The 40th Toronto International Film Festival will play host to a star-studded roster of top film-makers and movie stars next month, including Ridley Scott, Matt Damon, Sandra Bullock and Johnny Depp.

The festival, a frequent launch-pad for Oscar contenders, will showcase 289 feature films and more than 100 shorts from 71 countries from September 10 to September 20, including 132 world premieres.

Director Scott and cast members of the highly-anticipated space film, The Martian, are expected to be in Toronto for the film’s world premiere. Damon plays an astronaut fighting for survival on Mars after being presumed dead and left behind following a brutal storm.

Bullock and Billy Bob Thornton plan to be on hand for the world premiere of David Gordon Green’s Our Brand is Crisis, a film about rival American political strategists working to fix a Bolivian presidential election.

Sandra Bullock on the set of Our Brand is Crisis.Sandra Bullock on the set of Our Brand is Crisis.

Returning favourites director Jean-Marc Vallée and Jake Gyllenhaal will present the festival opener, Demolition, while Kate Winslet and Liam Hemsworth will promote the world premiere of Australian film The Dressmaker, directed by Jocelyn Moorhouse.
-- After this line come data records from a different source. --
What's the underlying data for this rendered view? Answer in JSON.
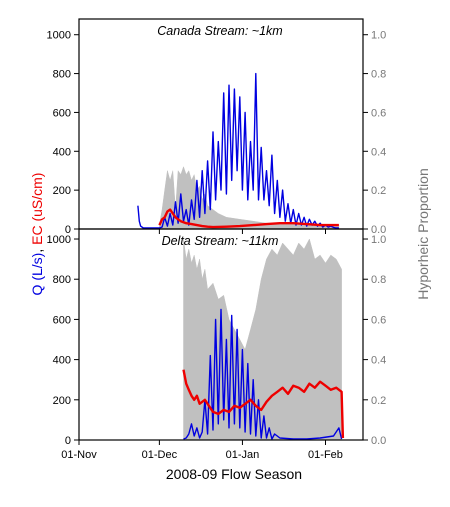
{
  "colors": {
    "discharge": "#0000e0",
    "conductivity": "#ee0000",
    "hyporheic": "#c0c0c0",
    "right_axis_text": "#777777",
    "frame": "#000000"
  },
  "axis_labels": {
    "xlabel": "2008-09 Flow Season",
    "ylabel_left_q": "Q (L/s)",
    "ylabel_left_sep": ",",
    "ylabel_left_ec": "EC (uS/cm)",
    "ylabel_right": "Hyporheic Proportion"
  },
  "chart_data": [
    {
      "type": "line",
      "title": "Canada Stream: ~1km",
      "xlabel": "2008-09 Flow Season",
      "ylabel": "Q (L/s), EC (uS/cm)",
      "ylabel_right": "Hyporheic Proportion",
      "x_units": "days since 01-Nov-2008",
      "xlim": [
        0,
        106
      ],
      "ylim": [
        0,
        1050
      ],
      "ylim_right": [
        0,
        1.05
      ],
      "x_ticks": [
        0,
        30,
        61,
        92
      ],
      "x_tick_labels": [
        "01-Nov",
        "01-Dec",
        "01-Jan",
        "01-Feb"
      ],
      "y_ticks": [
        0,
        200,
        400,
        600,
        800,
        1000
      ],
      "y_tick_labels": [
        "0",
        "200",
        "400",
        "600",
        "800",
        "1000"
      ],
      "y_right_ticks": [
        0,
        0.2,
        0.4,
        0.6,
        0.8,
        1.0
      ],
      "y_right_tick_labels": [
        "0.0",
        "0.2",
        "0.4",
        "0.6",
        "0.8",
        "1.0"
      ],
      "series": [
        {
          "name": "Q (L/s)",
          "axis": "left",
          "style": "line",
          "x": [
            22,
            22.5,
            23,
            24,
            25,
            27,
            30,
            31,
            32,
            33,
            34,
            35,
            36,
            37,
            38,
            39,
            40,
            41,
            42,
            43,
            44,
            45,
            46,
            47,
            48,
            49,
            50,
            51,
            52,
            53,
            54,
            55,
            56,
            57,
            58,
            59,
            60,
            61,
            62,
            63,
            64,
            65,
            66,
            67,
            68,
            69,
            70,
            71,
            72,
            73,
            74,
            75,
            76,
            77,
            78,
            79,
            80,
            81,
            82,
            83,
            84,
            85,
            86,
            87,
            88,
            89,
            90,
            91,
            92,
            93,
            94,
            95,
            96,
            97
          ],
          "y": [
            120,
            40,
            15,
            5,
            5,
            5,
            5,
            10,
            60,
            15,
            80,
            20,
            140,
            30,
            180,
            40,
            100,
            20,
            150,
            50,
            250,
            60,
            300,
            80,
            350,
            100,
            500,
            150,
            450,
            200,
            700,
            180,
            740,
            250,
            720,
            300,
            680,
            200,
            600,
            150,
            450,
            200,
            800,
            150,
            420,
            150,
            300,
            120,
            380,
            80,
            250,
            60,
            200,
            40,
            130,
            30,
            100,
            20,
            80,
            20,
            60,
            15,
            50,
            20,
            40,
            15,
            30,
            10,
            20,
            10,
            15,
            8,
            5,
            5
          ]
        },
        {
          "name": "EC (uS/cm)",
          "axis": "left",
          "style": "line",
          "x": [
            30,
            31,
            32,
            33,
            34,
            35,
            36,
            37,
            38,
            40,
            42,
            44,
            46,
            48,
            50,
            55,
            60,
            65,
            70,
            75,
            80,
            85,
            90,
            95,
            97
          ],
          "y": [
            20,
            50,
            60,
            90,
            100,
            80,
            60,
            50,
            40,
            30,
            25,
            20,
            15,
            12,
            10,
            12,
            15,
            20,
            25,
            30,
            30,
            25,
            20,
            20,
            20
          ]
        },
        {
          "name": "Hyporheic Proportion",
          "axis": "right",
          "style": "band",
          "x": [
            30,
            31,
            32,
            33,
            34,
            35,
            36,
            37,
            38,
            39,
            40,
            41,
            42,
            43,
            44,
            45,
            46,
            47,
            48,
            50,
            52,
            55,
            60,
            65,
            70,
            75,
            80,
            85,
            90,
            95,
            97
          ],
          "y": [
            0.02,
            0.1,
            0.2,
            0.3,
            0.25,
            0.3,
            0.1,
            0.3,
            0.28,
            0.32,
            0.28,
            0.3,
            0.25,
            0.28,
            0.2,
            0.22,
            0.15,
            0.18,
            0.12,
            0.1,
            0.08,
            0.06,
            0.05,
            0.04,
            0.03,
            0.03,
            0.03,
            0.02,
            0.02,
            0.02,
            0.02
          ]
        }
      ]
    },
    {
      "type": "line",
      "title": "Delta Stream: ~11km",
      "xlabel": "2008-09 Flow Season",
      "ylabel": "Q (L/s), EC (uS/cm)",
      "ylabel_right": "Hyporheic Proportion",
      "x_units": "days since 01-Nov-2008",
      "xlim": [
        0,
        106
      ],
      "ylim": [
        0,
        1020
      ],
      "ylim_right": [
        0,
        1.02
      ],
      "x_ticks": [
        0,
        30,
        61,
        92
      ],
      "x_tick_labels": [
        "01-Nov",
        "01-Dec",
        "01-Jan",
        "01-Feb"
      ],
      "y_ticks": [
        0,
        200,
        400,
        600,
        800,
        1000
      ],
      "y_tick_labels": [
        "0",
        "200",
        "400",
        "600",
        "800",
        "1000"
      ],
      "y_right_ticks": [
        0,
        0.2,
        0.4,
        0.6,
        0.8,
        1.0
      ],
      "y_right_tick_labels": [
        "0.0",
        "0.2",
        "0.4",
        "0.6",
        "0.8",
        "1.0"
      ],
      "series": [
        {
          "name": "Q (L/s)",
          "axis": "left",
          "style": "line",
          "x": [
            39,
            40,
            41,
            42,
            43,
            44,
            45,
            46,
            47,
            48,
            49,
            50,
            51,
            52,
            53,
            54,
            55,
            56,
            57,
            58,
            59,
            60,
            61,
            62,
            63,
            64,
            65,
            66,
            67,
            68,
            69,
            70,
            71,
            72,
            73,
            75,
            80,
            85,
            90,
            95,
            97,
            98
          ],
          "y": [
            5,
            10,
            30,
            80,
            20,
            60,
            10,
            40,
            200,
            30,
            420,
            50,
            600,
            80,
            650,
            100,
            500,
            60,
            620,
            80,
            550,
            60,
            450,
            40,
            380,
            30,
            300,
            20,
            200,
            10,
            120,
            10,
            60,
            5,
            30,
            10,
            5,
            5,
            10,
            20,
            60,
            5
          ]
        },
        {
          "name": "EC (uS/cm)",
          "axis": "left",
          "style": "line",
          "x": [
            39,
            40,
            41,
            42,
            43,
            44,
            45,
            47,
            50,
            52,
            54,
            56,
            58,
            60,
            62,
            64,
            66,
            68,
            70,
            72,
            74,
            76,
            78,
            80,
            82,
            84,
            86,
            88,
            90,
            92,
            94,
            96,
            98,
            98.5
          ],
          "y": [
            350,
            280,
            250,
            220,
            200,
            220,
            180,
            200,
            140,
            130,
            150,
            140,
            170,
            160,
            180,
            200,
            170,
            150,
            190,
            220,
            240,
            260,
            230,
            270,
            260,
            240,
            280,
            260,
            290,
            270,
            250,
            260,
            240,
            10
          ]
        },
        {
          "name": "Hyporheic Proportion",
          "axis": "right",
          "style": "band",
          "x": [
            39,
            40,
            41,
            42,
            43,
            44,
            45,
            46,
            47,
            48,
            50,
            52,
            54,
            56,
            58,
            60,
            62,
            64,
            66,
            68,
            70,
            72,
            74,
            76,
            78,
            80,
            82,
            84,
            86,
            88,
            90,
            92,
            94,
            96,
            98
          ],
          "y": [
            1.0,
            0.9,
            0.95,
            0.88,
            0.92,
            0.85,
            0.9,
            0.8,
            0.85,
            0.75,
            0.78,
            0.7,
            0.72,
            0.6,
            0.55,
            0.5,
            0.45,
            0.55,
            0.65,
            0.8,
            0.9,
            0.95,
            0.92,
            0.98,
            0.95,
            0.92,
            0.98,
            0.95,
            1.0,
            0.9,
            0.92,
            0.88,
            0.92,
            0.9,
            0.85
          ]
        }
      ]
    }
  ]
}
Helen Mirren and Bryan Cranston are expected to be in town for the world premiere of Jay Roach’s biopic Trumbo about Hollywood blacklist victim Dalton Trumbo, while Michael Moore returns to the big screen with the first screening of Where to Invade Next.

Others expected in Toronto include Cary Fukunaga and Idris Elba for Beasts of No Nation; Tom Hooper and Eddie Redmayne for The Danish Girl; Denis Villeneuve, Emily Blunt and Benicio Del Toro for Sicario.

The Toronto event, ranked among the world’s top film festivals, has grown dramatically from its launch in 1976, when some 80 films screened in five theatres.

The festival’s top prize, the People’s Choice Award, is voted on by festival attendees. Six of the last seven audience favourites became best picture Oscar nominees or winners, including Slumdog Millionaire, The King’s Speech and 12 Years a Slave.

This year’s festival also includes a new juried programme, as well as a new section that will showcase a selection of television shows from around the world.